11. The hang-off system of claim 10 wherein the gimbal assembly comprising a pair of outer pivot pins disposed diametrically opposite of each other in the gimbal frame, wherein the outer pivot pins extend beyond the gimbal frame to engage the first gimbal module.

12. The hang-off system of claim 11 wherein the gimbal assembly comprises a pair of inner pivot pins disposed diametrically opposite of each other in the first gimbal module, wherein the inner pivot pins extend beyond the first gimbal module to engage the second gimbal module.

13. The hang-off system of claim 12 wherein the outer pivot pins define a first rotational axis of the gimbal assembly and the inner pivot pins define a second rotational axis of the gimbal assembly, wherein the first rotational axis is perpendicular to the second rotational axis.

14. The hang-off system of claim 13 wherein the gimbal assembly comprises a cylindrical bearing assembly disposed within the passage of second gimbal module, wherein the adapter sleeve is slidably mounted onto the bearing assembly.

15. The hang-off system of claim 14 wherein the bearing assembly comprises a vertical rotational axis which is aligned to a central axis line of the second gimbal module.

16. The hang-off system of claim 10 wherein:

the gimbal frame comprises a first set of pivot apertures which are configured to accommodate a first pair of pivot pins to provide a first rotational axis for the first gimbal module; and

the first gimbal module includes a second set of pivot apertures which are configured to accommodate a second pair of pivot pins to provide a second rotational axis for the second gimbal module.
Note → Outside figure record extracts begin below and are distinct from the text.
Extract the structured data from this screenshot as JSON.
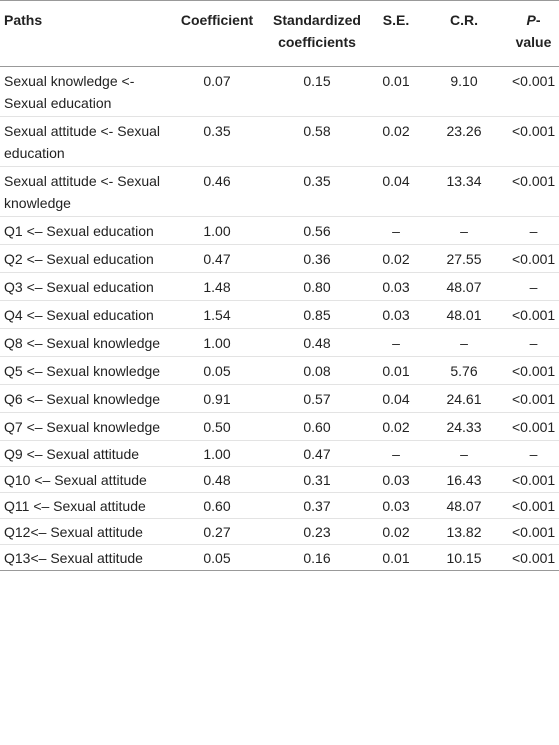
{
  "table": {
    "header": [
      "Paths",
      "Coefficient",
      "Standardized coefficients",
      "S.E.",
      "C.R.",
      "P-value"
    ],
    "rows": [
      [
        "Sexual knowledge <- Sexual education",
        "0.07",
        "0.15",
        "0.01",
        "9.10",
        "<0.001"
      ],
      [
        "Sexual attitude <- Sexual education",
        "0.35",
        "0.58",
        "0.02",
        "23.26",
        "<0.001"
      ],
      [
        "Sexual attitude <- Sexual knowledge",
        "0.46",
        "0.35",
        "0.04",
        "13.34",
        "<0.001"
      ],
      [
        "Q1 <– Sexual education",
        "1.00",
        "0.56",
        "–",
        "–",
        "–"
      ],
      [
        "Q2 <– Sexual education",
        "0.47",
        "0.36",
        "0.02",
        "27.55",
        "<0.001"
      ],
      [
        "Q3 <– Sexual education",
        "1.48",
        "0.80",
        "0.03",
        "48.07",
        "–"
      ],
      [
        "Q4 <– Sexual education",
        "1.54",
        "0.85",
        "0.03",
        "48.01",
        "<0.001"
      ],
      [
        "Q8 <– Sexual knowledge",
        "1.00",
        "0.48",
        "–",
        "–",
        "–"
      ],
      [
        "Q5 <– Sexual knowledge",
        "0.05",
        "0.08",
        "0.01",
        "5.76",
        "<0.001"
      ],
      [
        "Q6 <– Sexual knowledge",
        "0.91",
        "0.57",
        "0.04",
        "24.61",
        "<0.001"
      ],
      [
        "Q7 <– Sexual knowledge",
        "0.50",
        "0.60",
        "0.02",
        "24.33",
        "<0.001"
      ],
      [
        "Q9 <– Sexual attitude",
        "1.00",
        "0.47",
        "–",
        "–",
        "–"
      ],
      [
        "Q10 <– Sexual attitude",
        "0.48",
        "0.31",
        "0.03",
        "16.43",
        "<0.001"
      ],
      [
        "Q11 <– Sexual attitude",
        "0.60",
        "0.37",
        "0.03",
        "48.07",
        "<0.001"
      ],
      [
        "Q12<– Sexual attitude",
        "0.27",
        "0.23",
        "0.02",
        "13.82",
        "<0.001"
      ],
      [
        "Q13<– Sexual attitude",
        "0.05",
        "0.16",
        "0.01",
        "10.15",
        "<0.001"
      ]
    ]
  }
}
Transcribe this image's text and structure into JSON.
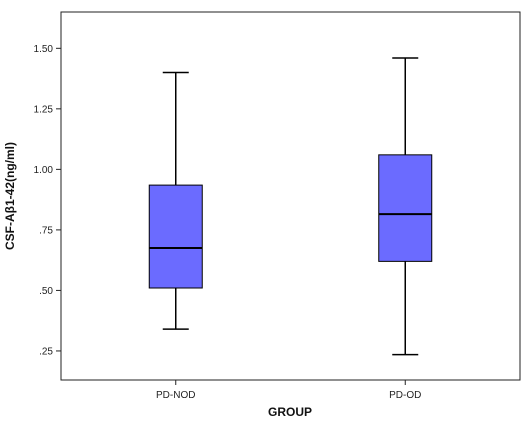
{
  "chart_data": {
    "type": "box",
    "title": "",
    "xlabel": "GROUP",
    "ylabel": "CSF-Aβ1-42(ng/ml)",
    "ylim": [
      0.13,
      1.65
    ],
    "yticks": [
      0.25,
      0.5,
      0.75,
      1.0,
      1.25,
      1.5
    ],
    "ytick_labels": [
      ".25",
      ".50",
      ".75",
      "1.00",
      "1.25",
      "1.50"
    ],
    "grid": false,
    "legend": "none",
    "box_color": "#6b6bff",
    "categories": [
      "PD-NOD",
      "PD-OD"
    ],
    "series": [
      {
        "category": "PD-NOD",
        "min": 0.34,
        "q1": 0.51,
        "median": 0.675,
        "q3": 0.935,
        "max": 1.4
      },
      {
        "category": "PD-OD",
        "min": 0.235,
        "q1": 0.62,
        "median": 0.815,
        "q3": 1.06,
        "max": 1.46
      }
    ]
  }
}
17. The hang-off system of claim 16 wherein the passage of the adapter sleeve comprises a shallow radial groove disposed at an upper end of a cylindrical bore, wherein the shallow radial groove of the adapter sleeve is dimensioned to receive the shaft collar of the tubular member.

18. The hang-off system of claim 17 wherein an axial load of the tubular member is fully supported by the gimbal assembly by means of the shaft collar and the adapter sleeve.

19. The hang-off system of claim 10 wherein the second gimbal module comprises a ring-shape and the tubular member is positioned concentrically within the second gimbal module.

20. A system for obtaining natural resources subsea comprising:

a column of pipes dynamically supported by a gimbal assembly, wherein the gimbal assembly comprises

a gimbal frame with a passage therethrough,

a first gimbal module disposed within the passage of the gimbal frame, wherein the first gimbal module comprises a passage therethrough,

a second gimbal module disposed within the passage of the first gimbal module, wherein the second gimbal module comprises a passage therethrough, wherein the second gimbal module extends upwardly beyond the gimbal frame and first gimbal module, and

an adapter sleeve disposed in the passage of the second gimbal module, wherein the adapter sleeve comprises a passage therethrough, wherein the adapter sleeve extends upwardly and protrudes above the second gimbal module; and

a shaft collar releasably fastened to the column of pipes, wherein the column of pipes is slidably mounted into the passage of the second gimbal module and the shaft collar engages the adapter sleeve, wherein the column of pipes extends from an offshore platform to below sea level and facilitates controlled routing of natural resources subsea.